A review by katykelly
Grandpa's Great Escape by David Walliams

5.0

Well Mr Walliams... back on form!

After a few disappointing reads (not just for me, but lots of young library customers), this latest from the comedian sees him back on what he appears to do best - heartfelt family stories, with lots of humour and exciting plots.

My favourites are still Boy in the Dress and Billionaire Boy, but this fits nicely up there with them. And includes a story about a very tough subject for children - the mental deterioration of dementia/Alzheimer's in older people.

This, at heart though, is a story about a boy and his Granddad. Jack's parents (very much background characters) are not as important to Jack as his Grandpa, he of the daring war stories, tales of aerial adventure and escape, dogfights and danger. We watch Jack noticing his Grandpa's increasing forgetfulness, and slightly manic episodes that lead him to Twilight Towers, a care home that is not all that it appears to be.

This is a long book for Walliams, at more than 400 pages, though it zips by. It could almost be two books, as the first half is more concerned with the misadventures that see Grandpa declining into a man who sees himself and his grandson as back in the War, and the second with the care home. I thought both worked, and didn't feel it was too long, though a newly emergent reader may struggle with the length.

Walliams has left the over-the-top humour to one side for this story, focusing more on funny happenings and characters than authorial asides and long words covering two pages.

Set in the 80s, we also get a young Raj (still the same), though the time period isn't obvious, but means Grandpa can be the right age for the war veteran he needs to be.

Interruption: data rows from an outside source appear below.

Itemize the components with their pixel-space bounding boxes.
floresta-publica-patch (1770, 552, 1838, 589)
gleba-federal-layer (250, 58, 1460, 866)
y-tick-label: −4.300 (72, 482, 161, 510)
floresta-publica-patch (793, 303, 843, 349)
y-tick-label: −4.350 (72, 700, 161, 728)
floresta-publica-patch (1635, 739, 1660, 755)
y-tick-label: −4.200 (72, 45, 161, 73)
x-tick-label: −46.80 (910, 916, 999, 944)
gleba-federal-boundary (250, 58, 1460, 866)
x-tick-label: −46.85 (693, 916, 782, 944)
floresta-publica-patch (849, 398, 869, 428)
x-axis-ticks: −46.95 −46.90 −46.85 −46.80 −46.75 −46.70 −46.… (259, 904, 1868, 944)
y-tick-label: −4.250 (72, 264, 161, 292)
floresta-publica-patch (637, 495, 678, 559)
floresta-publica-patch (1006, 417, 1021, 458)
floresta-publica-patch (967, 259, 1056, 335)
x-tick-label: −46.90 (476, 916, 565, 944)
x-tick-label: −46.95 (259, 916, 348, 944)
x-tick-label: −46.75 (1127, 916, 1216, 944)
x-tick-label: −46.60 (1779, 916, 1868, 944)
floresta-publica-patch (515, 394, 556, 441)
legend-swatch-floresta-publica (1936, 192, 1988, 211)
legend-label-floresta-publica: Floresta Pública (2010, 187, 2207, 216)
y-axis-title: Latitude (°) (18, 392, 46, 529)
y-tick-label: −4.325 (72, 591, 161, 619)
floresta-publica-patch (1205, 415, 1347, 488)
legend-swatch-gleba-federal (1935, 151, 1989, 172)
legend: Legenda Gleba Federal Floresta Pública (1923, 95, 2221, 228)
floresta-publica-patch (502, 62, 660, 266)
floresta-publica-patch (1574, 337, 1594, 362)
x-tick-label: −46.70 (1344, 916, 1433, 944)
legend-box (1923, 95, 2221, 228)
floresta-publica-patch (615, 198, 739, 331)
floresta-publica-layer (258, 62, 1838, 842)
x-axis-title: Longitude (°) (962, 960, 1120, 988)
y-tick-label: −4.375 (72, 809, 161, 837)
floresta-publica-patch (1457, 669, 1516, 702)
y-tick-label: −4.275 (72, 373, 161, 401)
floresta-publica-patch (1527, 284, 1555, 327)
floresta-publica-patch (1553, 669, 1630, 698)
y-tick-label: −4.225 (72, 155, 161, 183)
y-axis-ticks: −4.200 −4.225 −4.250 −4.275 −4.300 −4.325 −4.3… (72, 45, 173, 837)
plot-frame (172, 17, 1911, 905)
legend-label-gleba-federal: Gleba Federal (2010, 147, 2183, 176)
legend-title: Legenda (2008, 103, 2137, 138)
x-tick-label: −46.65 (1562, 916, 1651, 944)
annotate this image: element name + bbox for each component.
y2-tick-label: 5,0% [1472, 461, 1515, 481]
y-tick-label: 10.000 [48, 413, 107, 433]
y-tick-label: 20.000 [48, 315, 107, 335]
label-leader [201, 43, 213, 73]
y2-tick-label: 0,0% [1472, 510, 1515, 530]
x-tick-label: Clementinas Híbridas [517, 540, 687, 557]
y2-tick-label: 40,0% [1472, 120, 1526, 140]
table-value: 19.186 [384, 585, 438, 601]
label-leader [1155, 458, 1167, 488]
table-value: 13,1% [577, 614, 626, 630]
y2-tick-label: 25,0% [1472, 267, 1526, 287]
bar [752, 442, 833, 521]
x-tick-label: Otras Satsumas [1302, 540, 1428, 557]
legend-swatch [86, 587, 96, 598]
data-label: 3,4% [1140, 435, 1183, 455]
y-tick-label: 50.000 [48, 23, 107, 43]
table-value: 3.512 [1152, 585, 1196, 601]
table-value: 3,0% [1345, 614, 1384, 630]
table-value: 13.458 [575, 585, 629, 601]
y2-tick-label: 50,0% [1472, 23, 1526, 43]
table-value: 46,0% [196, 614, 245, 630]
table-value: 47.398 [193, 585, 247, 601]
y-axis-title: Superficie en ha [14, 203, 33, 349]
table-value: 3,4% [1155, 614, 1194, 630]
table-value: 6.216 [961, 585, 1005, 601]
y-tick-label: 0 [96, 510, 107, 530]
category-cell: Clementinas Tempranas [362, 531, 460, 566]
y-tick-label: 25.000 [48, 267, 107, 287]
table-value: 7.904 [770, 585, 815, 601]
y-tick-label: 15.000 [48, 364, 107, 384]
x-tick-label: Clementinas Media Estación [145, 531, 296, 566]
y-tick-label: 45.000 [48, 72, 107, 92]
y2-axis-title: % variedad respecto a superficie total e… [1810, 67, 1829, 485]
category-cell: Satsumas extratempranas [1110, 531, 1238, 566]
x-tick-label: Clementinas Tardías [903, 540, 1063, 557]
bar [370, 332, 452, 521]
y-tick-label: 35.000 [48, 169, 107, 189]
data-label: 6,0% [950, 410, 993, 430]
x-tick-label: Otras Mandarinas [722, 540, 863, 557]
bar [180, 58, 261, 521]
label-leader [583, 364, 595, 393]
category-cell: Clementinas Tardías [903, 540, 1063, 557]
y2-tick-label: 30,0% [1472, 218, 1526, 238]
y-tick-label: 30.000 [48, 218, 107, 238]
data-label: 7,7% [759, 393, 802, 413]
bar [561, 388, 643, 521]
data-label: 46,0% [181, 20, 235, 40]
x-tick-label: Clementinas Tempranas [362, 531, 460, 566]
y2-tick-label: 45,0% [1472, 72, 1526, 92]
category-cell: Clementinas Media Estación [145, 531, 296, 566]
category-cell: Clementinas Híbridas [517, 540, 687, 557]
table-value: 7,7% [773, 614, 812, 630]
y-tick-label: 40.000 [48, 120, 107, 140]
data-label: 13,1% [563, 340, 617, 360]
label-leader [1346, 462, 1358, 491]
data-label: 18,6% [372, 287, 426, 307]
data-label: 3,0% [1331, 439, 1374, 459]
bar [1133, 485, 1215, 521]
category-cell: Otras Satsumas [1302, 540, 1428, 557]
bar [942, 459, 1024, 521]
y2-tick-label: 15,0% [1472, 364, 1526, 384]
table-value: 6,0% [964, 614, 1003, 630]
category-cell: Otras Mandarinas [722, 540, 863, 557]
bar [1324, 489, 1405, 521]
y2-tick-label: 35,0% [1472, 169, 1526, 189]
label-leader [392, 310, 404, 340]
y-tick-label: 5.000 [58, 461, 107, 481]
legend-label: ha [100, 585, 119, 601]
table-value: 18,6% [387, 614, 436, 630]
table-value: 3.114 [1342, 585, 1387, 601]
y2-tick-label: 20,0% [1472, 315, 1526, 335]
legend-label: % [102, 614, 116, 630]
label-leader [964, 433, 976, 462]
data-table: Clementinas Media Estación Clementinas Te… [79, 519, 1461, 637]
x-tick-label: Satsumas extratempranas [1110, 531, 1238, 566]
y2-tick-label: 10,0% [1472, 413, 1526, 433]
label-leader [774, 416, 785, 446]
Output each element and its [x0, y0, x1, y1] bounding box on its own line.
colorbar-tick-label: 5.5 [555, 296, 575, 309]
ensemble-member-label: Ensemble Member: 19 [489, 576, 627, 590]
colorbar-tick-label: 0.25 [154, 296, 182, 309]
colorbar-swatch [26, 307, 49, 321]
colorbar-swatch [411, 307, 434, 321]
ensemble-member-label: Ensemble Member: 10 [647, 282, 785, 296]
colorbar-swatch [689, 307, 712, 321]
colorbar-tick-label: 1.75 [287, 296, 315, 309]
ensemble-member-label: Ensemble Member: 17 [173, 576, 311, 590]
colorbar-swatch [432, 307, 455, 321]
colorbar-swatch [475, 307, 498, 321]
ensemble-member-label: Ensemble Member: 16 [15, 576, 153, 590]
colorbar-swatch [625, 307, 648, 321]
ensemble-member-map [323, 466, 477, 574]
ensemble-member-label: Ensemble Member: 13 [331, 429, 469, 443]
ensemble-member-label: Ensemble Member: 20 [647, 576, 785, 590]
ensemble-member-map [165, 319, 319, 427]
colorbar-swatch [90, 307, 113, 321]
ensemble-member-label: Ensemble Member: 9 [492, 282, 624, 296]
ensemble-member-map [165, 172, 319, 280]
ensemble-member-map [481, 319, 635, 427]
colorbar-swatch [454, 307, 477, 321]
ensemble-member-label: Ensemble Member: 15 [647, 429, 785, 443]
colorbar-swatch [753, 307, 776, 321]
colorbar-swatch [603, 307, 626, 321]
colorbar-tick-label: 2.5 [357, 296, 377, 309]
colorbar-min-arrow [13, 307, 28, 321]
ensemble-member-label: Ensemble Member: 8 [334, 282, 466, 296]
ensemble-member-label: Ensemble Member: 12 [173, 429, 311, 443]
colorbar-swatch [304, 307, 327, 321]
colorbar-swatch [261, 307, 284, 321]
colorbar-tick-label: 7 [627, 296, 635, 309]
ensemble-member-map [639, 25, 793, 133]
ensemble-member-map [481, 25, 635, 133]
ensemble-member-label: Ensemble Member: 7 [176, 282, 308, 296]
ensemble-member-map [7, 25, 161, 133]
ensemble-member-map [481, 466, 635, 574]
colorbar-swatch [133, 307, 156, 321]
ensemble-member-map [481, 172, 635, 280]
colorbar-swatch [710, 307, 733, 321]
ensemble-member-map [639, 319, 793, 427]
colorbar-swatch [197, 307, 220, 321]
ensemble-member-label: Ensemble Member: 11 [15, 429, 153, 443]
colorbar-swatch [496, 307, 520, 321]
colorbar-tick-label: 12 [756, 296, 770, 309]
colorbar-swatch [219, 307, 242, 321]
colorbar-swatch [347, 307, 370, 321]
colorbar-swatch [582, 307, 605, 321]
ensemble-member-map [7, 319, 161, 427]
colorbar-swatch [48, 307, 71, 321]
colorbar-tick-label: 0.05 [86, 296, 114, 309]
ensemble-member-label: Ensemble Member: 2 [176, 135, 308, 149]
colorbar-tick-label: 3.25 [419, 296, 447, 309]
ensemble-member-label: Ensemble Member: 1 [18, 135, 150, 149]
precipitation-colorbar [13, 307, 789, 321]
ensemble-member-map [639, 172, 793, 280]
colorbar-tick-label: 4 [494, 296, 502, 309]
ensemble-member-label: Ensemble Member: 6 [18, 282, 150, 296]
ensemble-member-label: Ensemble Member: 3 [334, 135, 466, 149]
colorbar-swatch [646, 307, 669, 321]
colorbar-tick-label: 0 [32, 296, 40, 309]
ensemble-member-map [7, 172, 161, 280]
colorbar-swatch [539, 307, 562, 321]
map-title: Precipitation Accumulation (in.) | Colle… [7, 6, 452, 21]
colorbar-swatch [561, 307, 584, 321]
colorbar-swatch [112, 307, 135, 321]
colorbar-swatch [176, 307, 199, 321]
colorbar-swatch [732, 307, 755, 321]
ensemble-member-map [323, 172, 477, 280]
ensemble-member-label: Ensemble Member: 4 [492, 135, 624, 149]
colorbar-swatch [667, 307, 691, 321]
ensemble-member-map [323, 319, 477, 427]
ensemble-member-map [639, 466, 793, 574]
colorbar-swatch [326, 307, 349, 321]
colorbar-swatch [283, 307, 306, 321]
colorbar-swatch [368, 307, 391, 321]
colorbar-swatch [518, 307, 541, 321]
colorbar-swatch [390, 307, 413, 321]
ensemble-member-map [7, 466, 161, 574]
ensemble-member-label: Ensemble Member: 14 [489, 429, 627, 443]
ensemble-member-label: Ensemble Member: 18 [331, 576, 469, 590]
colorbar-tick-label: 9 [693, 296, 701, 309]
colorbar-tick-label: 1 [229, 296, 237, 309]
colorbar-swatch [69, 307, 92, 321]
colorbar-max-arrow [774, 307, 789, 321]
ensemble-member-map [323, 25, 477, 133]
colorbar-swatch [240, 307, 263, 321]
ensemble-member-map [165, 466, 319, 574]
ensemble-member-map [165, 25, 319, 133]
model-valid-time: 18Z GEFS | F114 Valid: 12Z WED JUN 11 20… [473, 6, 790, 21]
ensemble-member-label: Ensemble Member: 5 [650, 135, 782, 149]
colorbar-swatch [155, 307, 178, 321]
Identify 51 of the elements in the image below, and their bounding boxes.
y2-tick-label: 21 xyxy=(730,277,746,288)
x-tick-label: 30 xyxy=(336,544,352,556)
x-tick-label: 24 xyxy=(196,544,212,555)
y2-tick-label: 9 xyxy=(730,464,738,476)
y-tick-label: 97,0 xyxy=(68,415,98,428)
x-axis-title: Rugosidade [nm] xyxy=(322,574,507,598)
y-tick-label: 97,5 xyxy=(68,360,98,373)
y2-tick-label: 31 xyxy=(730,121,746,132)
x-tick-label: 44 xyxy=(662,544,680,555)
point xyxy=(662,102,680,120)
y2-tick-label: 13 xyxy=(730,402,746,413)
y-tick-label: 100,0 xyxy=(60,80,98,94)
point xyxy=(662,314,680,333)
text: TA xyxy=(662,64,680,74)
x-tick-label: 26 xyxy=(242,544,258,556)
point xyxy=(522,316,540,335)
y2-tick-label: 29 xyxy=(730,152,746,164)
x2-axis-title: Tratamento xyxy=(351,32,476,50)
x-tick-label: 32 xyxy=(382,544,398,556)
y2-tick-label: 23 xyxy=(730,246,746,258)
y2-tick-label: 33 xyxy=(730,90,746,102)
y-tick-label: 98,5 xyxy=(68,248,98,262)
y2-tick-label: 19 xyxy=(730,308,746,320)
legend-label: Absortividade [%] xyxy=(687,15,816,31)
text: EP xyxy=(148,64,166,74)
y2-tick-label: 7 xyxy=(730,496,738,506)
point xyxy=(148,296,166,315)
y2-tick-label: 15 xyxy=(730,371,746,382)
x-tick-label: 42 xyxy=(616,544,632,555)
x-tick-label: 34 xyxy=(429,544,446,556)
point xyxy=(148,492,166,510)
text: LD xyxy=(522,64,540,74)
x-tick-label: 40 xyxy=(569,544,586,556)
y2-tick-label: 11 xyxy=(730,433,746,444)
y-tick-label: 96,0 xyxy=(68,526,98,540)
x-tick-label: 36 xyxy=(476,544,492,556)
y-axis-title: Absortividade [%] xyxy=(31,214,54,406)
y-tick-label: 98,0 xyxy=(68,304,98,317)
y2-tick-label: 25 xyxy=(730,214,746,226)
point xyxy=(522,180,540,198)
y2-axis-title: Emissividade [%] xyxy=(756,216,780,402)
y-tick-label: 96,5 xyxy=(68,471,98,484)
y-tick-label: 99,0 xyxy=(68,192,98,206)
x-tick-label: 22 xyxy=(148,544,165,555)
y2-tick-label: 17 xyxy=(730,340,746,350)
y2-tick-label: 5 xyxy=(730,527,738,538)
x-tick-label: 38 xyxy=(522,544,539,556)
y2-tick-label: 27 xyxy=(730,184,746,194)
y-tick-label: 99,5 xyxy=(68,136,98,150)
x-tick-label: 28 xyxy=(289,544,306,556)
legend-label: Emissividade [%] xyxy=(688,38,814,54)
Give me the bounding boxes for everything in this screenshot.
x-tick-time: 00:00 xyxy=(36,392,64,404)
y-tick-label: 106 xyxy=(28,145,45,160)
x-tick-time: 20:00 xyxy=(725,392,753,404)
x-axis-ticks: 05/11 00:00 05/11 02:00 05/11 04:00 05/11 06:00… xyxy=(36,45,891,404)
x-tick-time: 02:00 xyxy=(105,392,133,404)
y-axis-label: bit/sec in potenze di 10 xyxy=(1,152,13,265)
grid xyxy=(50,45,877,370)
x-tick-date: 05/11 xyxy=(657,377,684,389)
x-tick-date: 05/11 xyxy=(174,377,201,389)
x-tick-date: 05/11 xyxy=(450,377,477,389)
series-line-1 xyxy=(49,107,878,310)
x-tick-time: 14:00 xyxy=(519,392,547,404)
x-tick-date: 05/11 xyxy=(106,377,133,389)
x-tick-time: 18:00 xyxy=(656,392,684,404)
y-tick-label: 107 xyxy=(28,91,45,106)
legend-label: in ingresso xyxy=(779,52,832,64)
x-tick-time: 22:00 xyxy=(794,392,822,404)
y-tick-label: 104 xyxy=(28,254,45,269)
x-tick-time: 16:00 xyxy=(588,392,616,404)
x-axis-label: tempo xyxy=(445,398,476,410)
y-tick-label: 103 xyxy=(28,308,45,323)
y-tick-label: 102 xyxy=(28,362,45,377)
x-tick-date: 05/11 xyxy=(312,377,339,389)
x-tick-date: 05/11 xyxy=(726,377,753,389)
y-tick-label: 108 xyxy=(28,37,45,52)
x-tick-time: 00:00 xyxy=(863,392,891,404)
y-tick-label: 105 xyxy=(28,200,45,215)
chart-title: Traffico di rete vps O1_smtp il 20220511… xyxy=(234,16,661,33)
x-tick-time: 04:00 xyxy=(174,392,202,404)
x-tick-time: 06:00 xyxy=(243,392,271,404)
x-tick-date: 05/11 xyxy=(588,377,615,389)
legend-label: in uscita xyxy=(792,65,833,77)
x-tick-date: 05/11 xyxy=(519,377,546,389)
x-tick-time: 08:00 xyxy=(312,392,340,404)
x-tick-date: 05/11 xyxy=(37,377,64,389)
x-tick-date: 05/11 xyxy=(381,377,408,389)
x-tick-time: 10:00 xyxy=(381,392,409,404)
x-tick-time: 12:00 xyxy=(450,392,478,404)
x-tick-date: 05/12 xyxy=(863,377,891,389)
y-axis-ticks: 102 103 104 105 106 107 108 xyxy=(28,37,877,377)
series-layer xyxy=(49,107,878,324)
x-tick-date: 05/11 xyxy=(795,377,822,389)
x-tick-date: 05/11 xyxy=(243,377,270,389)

This is an excellent mixture of warmth, humour and pathos, with adults reading very likely to feel choked up at both the relationship between a loving Jack and his oblivious Grandpa, and the depiction of dementia Walliams conveys.

There is still enough of Walliams' zany humour (some wonderfully evil villains, some incredibly eccentric care home residents) and lots of manic adventure to keep a 7-11 year old reader happy as well.

And an ending that is both moving and appropriate. It's one that you could even discuss in classes.

I'm so glad I'm able to write a wholly positive review after a few disappointing reads by the author. I love this side to his writing, and there's a queue of readers in the library that say the same.

A winner all round. Lovely idea, very sensitively executed.